The Wagonway runs through Silkstone to the neighbouring village Cawthorne, and was used as a route for the transportation of coal from the nearby mines. The sleeper stones were originally laid in the early 19th century when coal mining was booming, and the wagonway was used until the 20th century.
The stones can still be seen from the Ring O Bells pub to Pot House Hamlet.
Today, the Wagonway is a scenic route ideal for country walks, with story boards, and is preserved as a historic route as part of the village's history.

The village is also home to "Old Silkstone Band" brass band. The band has a long history dating back almost 150 years. In recent times, the band has been very successful, competing for the first time in the championship section, against more famous bands like Grimethorpe and Black Dyke.
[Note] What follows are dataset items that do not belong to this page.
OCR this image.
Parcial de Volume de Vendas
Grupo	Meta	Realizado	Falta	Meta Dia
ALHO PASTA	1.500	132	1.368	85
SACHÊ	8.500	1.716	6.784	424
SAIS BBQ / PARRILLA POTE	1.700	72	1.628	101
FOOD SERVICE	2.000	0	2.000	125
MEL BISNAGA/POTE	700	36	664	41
The band is run without major sponsorship, and is well supported by the villages of Silkstone and Silkstone Common.

==Silkstone Common==

Silkstone Common has Junior and Infants Schools, a railway station, a single local shop and the Station Inn.

One of the most notable events in the history of the village was the Huskar Pit Disaster, which occurred on 4 July 1838 when a freak storm flooded part of the mine, killing 26 children, the youngest was 7 years, the oldest 17. A historical account of this event has been documented in the book entitled Children of the Dark.

Notable buildings include Knabbe's Hall which was built in the late 17th century for William and Elizabeth Wood of Wortley Forge.

Silkstone Common house prices are high due to the local amenities and close proximity to Penistone Grammar School.